Chapter 8.3, Problem 70E

Solution

The standard form for the equation of the hyperbola centered at the origin with the $x$ axis as the focal axis.

It has been determined that the standard form for the equation of the hyperbola centered at the origin with the $x$ axis as the focal axis, is $\frac{x^2}{1600}-\frac{y^2}{2000}=1$ .

Given:

A Cassegrain telescope has the dimensions shown in the figure:

  

Concept used:

Hyperbolas centered at the origin with the $x$ axis as the focal axis, has equation $\frac{x^2}{a^2}-\frac{y^2}{b^2}=1$ , foci at $\left(\pm c,0\right)$ and vertex at $\left(\pm a,0\right)$ , where $b^2=c^2-a^2$ .

Calculation:

Let the coordinate axes be superimposed such that the given hyperbola is centered at the origin with the $x$ axis as the focal axis.

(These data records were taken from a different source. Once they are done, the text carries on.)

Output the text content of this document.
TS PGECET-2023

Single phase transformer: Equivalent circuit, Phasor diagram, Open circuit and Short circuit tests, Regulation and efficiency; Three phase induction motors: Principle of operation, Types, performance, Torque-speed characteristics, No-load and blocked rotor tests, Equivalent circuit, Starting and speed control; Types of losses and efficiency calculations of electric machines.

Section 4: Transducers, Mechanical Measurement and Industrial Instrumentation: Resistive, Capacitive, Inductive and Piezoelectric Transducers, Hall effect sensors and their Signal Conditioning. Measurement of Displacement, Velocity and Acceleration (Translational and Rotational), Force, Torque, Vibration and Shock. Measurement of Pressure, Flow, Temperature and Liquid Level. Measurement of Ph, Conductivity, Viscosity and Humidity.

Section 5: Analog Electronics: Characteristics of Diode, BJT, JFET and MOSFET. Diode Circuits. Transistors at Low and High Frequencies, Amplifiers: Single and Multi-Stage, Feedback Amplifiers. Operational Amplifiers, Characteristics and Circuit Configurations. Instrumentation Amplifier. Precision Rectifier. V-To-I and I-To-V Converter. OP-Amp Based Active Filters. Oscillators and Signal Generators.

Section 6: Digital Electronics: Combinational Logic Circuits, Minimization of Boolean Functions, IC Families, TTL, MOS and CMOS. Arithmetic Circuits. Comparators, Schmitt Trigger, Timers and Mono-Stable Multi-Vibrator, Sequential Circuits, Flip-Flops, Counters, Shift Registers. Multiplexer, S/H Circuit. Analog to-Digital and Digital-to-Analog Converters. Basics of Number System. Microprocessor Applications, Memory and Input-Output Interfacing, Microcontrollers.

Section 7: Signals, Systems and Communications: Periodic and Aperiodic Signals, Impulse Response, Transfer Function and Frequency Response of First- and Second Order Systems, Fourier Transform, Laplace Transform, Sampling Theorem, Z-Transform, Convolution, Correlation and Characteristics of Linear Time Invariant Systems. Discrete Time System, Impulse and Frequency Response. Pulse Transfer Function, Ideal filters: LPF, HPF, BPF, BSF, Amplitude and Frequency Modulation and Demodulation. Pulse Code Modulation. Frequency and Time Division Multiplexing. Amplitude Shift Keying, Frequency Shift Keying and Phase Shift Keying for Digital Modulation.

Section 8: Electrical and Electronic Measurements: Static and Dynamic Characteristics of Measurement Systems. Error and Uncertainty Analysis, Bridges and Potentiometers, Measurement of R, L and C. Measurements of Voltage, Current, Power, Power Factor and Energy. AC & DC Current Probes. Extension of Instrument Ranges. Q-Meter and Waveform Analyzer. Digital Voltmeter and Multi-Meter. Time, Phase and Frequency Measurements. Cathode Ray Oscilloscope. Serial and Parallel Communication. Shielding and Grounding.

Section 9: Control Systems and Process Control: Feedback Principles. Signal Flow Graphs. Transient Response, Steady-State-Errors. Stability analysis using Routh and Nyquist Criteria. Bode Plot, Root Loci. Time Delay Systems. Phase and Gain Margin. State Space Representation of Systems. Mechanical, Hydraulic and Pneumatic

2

According to the given figure, the distance between the two foci of the hyperbola, is $120$ cm.

Then, $2c=120$ .

Simplifying,

  $c=60$

According to the given figure, the distance between the two foci of the hyperbola is the sum of the distance between the left focus and the parabola and the distance between the parabola and the right focus.

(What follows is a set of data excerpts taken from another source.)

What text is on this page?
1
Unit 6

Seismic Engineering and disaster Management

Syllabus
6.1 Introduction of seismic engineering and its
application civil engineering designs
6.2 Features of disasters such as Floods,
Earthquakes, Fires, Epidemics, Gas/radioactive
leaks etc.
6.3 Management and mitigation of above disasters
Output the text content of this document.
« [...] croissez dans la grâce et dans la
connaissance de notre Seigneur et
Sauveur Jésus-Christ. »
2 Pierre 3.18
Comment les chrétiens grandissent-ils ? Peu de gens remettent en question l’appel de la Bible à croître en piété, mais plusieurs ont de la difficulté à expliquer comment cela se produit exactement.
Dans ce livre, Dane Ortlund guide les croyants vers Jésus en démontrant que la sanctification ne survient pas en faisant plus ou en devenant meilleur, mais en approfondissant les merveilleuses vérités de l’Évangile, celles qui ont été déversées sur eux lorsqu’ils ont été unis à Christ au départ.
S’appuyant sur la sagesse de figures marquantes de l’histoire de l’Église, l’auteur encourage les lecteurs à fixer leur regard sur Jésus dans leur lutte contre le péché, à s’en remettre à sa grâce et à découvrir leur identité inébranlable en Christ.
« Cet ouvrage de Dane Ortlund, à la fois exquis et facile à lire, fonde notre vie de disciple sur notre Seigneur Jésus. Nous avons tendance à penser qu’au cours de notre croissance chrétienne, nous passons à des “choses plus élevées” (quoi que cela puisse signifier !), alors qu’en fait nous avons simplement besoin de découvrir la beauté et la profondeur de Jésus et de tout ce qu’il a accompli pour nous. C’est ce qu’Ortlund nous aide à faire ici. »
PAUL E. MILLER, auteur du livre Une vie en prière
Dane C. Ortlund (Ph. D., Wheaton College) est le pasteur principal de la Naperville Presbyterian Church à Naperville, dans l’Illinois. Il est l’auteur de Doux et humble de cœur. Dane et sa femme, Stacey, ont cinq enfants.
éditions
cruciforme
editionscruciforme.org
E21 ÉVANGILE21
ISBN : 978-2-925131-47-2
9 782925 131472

It is given that the distance between the parabola and the right focus is $100$ cm and the distance between the two foci of the hyperbola is $120$ cm.

This implies that the distance between the left focus and the parabola, is $120-100=20$ cm.

According to the given figure, the distance between the left focus and the vertex of the hyperbola is the sum of the distance between the left focus and the parabola and the distance between the parabola and the hyperbola.

It is given that the distance between the parabola and the hyperbola is $80$ cm and it has been determined that the distance between the left focus and the parabola, is $20$ cm.

This implies that the distance between the left focus and the vertex of the hyperbola is $80+20=100$ cm.

Note that the referred vertex is not the nearer vertex to the referred focus for the hyperbola.

Then, the distance between them must be $a+c$ .

Now, according to the problem,

  $a+c=100$

Put $c=60$ in the above equation to get,

  $a=40$

Put $c=60$ and $a=40$ in $b^2=c^2-a^2$ to get,

  $\begin{array}{c}{b}^2={\left(60\right)}^2-{\left(40\right)}^2\\ =3600-1600\\ =2000\end{array}$

So, $b^2=2000$ .

Put $a=40$ and $b^2=2000$ in $\frac{x^2}{a^2}-\frac{y^2}{b^2}=1$ to get,

  $\frac{x^2}{{\left(40\right)}^2}-\frac{y^2}{2000}=1$

Simplifying,

  $\frac{x^2}{1600}-\frac{y^2}{2000}=1$

This is the required equation of the hyperbola in standard form.

Conclusion:

It has been determined that the standard form for the equation of the hyperbola centered at the origin with the $x$ axis as the focal axis, is $\frac{x^2}{1600}-\frac{y^2}{2000}=1$ .